# K2 Indexing problem



## PinkKindle (Sep 10, 2009)

Okay, last week I had bought Osnova's KJV Bible for the Kindle which uses searches to navigate to different verses.  After I downloaded I left the Kindle alone for about 15 minutes, assuming it was indexing -- and when I tried it later it worked great.  Searches took me exactly where they should.  

Well, now these last few days I can no longer search!  Every time I try it says "Your search can not be completed as this book has not been indexed.  Please try again later."  Well, I find that a bit odd, because it had been indexed before . . . 

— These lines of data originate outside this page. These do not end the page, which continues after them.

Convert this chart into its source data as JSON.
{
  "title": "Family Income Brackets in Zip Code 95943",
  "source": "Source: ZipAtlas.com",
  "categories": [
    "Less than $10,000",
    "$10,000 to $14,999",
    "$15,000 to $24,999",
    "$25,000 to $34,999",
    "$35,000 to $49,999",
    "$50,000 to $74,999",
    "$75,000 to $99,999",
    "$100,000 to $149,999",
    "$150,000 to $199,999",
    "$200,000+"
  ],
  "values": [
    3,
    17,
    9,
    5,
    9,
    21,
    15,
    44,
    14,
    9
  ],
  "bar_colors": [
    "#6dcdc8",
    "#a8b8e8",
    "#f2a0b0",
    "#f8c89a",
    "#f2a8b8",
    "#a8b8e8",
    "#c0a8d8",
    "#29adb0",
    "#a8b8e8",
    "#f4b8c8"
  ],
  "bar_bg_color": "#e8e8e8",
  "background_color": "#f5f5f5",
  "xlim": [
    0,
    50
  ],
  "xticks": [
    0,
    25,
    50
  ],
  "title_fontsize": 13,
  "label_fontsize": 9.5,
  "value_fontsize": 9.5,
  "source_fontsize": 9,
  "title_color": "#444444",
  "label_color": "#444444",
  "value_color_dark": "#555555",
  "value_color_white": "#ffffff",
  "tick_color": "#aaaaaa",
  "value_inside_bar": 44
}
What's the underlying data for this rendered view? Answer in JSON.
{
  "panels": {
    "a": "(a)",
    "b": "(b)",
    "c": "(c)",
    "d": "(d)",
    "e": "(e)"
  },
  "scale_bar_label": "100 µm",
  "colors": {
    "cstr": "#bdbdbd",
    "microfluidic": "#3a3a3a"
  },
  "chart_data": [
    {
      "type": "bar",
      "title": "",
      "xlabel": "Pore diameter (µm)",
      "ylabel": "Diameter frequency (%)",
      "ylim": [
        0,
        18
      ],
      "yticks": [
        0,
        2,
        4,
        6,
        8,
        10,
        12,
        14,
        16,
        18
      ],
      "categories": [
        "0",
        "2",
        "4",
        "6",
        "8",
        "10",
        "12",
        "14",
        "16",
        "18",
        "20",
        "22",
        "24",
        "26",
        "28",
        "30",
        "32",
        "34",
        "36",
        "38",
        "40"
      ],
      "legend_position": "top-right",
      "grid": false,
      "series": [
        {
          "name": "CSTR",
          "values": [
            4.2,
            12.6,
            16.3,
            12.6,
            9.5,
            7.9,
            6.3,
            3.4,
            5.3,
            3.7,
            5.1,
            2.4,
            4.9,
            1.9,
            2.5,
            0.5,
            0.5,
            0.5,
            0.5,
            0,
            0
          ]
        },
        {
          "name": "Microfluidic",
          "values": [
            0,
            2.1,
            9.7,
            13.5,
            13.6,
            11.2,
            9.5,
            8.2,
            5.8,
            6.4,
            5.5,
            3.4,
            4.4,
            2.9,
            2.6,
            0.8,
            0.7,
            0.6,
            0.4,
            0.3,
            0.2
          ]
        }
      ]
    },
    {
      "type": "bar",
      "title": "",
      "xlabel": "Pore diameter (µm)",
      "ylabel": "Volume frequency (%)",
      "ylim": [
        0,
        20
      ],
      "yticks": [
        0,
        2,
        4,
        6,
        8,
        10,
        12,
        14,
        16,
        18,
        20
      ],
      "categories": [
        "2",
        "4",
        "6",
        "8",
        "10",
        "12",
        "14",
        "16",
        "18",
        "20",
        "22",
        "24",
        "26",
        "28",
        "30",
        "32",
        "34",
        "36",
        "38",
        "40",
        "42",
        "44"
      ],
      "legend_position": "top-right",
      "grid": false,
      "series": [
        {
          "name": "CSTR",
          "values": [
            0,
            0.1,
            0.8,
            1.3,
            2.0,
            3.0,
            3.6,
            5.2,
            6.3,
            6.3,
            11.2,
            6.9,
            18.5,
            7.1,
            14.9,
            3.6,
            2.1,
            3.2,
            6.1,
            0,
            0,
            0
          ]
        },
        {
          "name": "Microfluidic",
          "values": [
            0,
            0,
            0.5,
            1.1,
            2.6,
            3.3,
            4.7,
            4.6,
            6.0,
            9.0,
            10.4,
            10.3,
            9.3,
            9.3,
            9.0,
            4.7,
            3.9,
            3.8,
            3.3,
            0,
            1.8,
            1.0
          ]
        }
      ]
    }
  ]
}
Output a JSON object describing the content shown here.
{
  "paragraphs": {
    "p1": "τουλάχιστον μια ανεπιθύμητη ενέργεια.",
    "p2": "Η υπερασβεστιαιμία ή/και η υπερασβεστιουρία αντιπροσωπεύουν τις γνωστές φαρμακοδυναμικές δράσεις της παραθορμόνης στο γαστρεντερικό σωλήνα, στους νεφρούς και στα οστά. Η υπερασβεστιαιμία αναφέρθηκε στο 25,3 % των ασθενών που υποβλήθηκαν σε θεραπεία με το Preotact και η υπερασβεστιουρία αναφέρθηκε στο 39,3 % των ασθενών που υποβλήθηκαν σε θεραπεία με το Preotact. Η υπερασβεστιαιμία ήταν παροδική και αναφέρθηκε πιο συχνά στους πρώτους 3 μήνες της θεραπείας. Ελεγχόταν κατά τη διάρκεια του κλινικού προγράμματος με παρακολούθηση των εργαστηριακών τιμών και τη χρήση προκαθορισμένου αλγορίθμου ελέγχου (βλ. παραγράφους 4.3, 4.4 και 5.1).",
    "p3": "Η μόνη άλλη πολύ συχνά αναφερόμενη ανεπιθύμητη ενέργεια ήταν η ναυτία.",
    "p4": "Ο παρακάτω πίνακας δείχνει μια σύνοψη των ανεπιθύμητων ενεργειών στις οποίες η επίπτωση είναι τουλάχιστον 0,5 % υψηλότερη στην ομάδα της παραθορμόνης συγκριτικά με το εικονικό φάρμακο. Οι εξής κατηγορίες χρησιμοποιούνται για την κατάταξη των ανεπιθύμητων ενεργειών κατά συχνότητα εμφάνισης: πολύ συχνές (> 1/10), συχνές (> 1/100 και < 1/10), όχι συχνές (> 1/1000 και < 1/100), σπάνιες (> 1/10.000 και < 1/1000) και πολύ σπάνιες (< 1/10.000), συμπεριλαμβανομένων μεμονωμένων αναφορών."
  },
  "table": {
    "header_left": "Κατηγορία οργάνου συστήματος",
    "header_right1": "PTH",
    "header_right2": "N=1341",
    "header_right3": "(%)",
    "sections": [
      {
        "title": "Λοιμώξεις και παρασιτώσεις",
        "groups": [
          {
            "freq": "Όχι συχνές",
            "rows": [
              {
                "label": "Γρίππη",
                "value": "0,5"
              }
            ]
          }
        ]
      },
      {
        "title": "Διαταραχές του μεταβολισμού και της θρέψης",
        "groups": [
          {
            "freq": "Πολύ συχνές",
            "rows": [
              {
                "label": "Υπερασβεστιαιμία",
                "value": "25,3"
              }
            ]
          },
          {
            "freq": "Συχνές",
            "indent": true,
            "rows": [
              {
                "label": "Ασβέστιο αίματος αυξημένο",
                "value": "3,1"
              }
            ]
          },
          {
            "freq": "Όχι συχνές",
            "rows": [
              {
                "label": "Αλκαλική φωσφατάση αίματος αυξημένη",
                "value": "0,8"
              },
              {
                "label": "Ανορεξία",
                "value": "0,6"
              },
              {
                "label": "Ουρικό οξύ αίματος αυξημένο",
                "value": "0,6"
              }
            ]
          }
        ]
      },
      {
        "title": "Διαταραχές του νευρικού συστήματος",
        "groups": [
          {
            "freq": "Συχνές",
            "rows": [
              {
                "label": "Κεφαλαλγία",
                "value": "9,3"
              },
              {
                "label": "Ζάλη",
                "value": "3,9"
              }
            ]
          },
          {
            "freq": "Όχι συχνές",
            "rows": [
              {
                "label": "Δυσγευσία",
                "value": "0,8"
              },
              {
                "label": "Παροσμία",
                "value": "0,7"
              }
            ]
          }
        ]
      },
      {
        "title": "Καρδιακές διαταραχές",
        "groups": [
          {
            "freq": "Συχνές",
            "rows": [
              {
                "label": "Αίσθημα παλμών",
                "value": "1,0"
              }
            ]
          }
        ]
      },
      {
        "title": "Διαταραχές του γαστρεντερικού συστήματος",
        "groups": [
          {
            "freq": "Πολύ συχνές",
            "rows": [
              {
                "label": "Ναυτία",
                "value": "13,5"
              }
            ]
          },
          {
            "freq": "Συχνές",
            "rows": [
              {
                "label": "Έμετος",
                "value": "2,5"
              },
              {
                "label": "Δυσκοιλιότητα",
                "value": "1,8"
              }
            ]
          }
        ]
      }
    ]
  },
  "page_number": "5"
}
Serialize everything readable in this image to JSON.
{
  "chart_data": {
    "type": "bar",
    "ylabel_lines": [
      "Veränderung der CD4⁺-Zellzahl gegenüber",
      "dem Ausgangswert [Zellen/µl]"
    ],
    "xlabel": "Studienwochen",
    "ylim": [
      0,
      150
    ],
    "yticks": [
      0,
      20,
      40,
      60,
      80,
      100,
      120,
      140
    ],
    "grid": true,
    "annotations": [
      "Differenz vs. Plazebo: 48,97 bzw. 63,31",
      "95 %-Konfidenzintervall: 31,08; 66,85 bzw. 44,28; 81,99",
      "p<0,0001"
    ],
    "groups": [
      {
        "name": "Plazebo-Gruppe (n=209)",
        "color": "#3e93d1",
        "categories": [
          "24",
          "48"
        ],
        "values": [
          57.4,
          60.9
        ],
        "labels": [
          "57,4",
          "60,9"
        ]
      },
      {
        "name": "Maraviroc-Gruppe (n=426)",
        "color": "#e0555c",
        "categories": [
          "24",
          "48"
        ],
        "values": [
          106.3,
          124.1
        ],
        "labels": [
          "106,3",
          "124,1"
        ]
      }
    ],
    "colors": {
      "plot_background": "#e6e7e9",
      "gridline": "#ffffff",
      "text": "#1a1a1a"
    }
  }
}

In addition, if I try searching through all my books from the home page, it tells me 25 books are not yet indexed (I think I only have 26 actually on the Kindle, not counting Archive -- and if it doesn't count the dictionary, then that's all 25!).  I've left it sitting there, but nothing seems to be indexing -- at least whenever I check over the last 2 days or so, nothing has changed.  I removed the one book that was not from Amazon, which was the only one that seems like it might be causing a problem, but it didn't change anything.

So any suggestions?  Is there a way to make them index individually?  I tried going into the not indexed list and clicking on them, but nothing happened.  Do you think doing a menu/settings/menu/restart or sync would help?  Might leaving wireless on (which I don't usually do) help?  I'm not sure what else to try!

Thanks so much!


----------



## Betsy the Quilter (Oct 27, 2008)

I would try a reset.  If that doesn't work, I would try a hard reset.  (I think these are two different things on the K2, aren't they?)  If that doesn't work, I would remove the Osnova bible, do another reset and then connect to the Whispernet, which often helps the Kindle normalize.  See if you can search on your other books then.  If so, you can try adding the Osnova bible again and waiting a day or so to see if it indexes.  It is a big book.

Betsy


----------



## PinkKindle (Sep 10, 2009)

Thanks Betsy!   I did a Restart from the menu and then didn't touch the Kindle again for like 15 minutes -- and when I tried, everything's indexed and the Bible searching worked just fine again!  Also, general searches through all books works fine and nothing shows as not indexed.  Yay!   Guess it just needed to be reset. 

I do want to say, for anyone reading this, I really don't think the Bible caused the problem.  It worked fine at first and works fine again now.  I still think it was probably the non-Kindle book I put on there and then removed that made the Kindle decide to unindex everything -- I'm just glad it's fixed now!

Thanks again Betsy!


----------



## Betsy the Quilter (Oct 27, 2008)

Great!  Glad we were able to help.  Love your pink Kindle icon!

Betsy


----------



## PinkKindle (Sep 10, 2009)

Thanks!  Jason911 was nice enough to make that picture into an icon for me! 

And I'm happy to report that the search on my Bible worked great this morning now that the indexing problem is fixed!


----------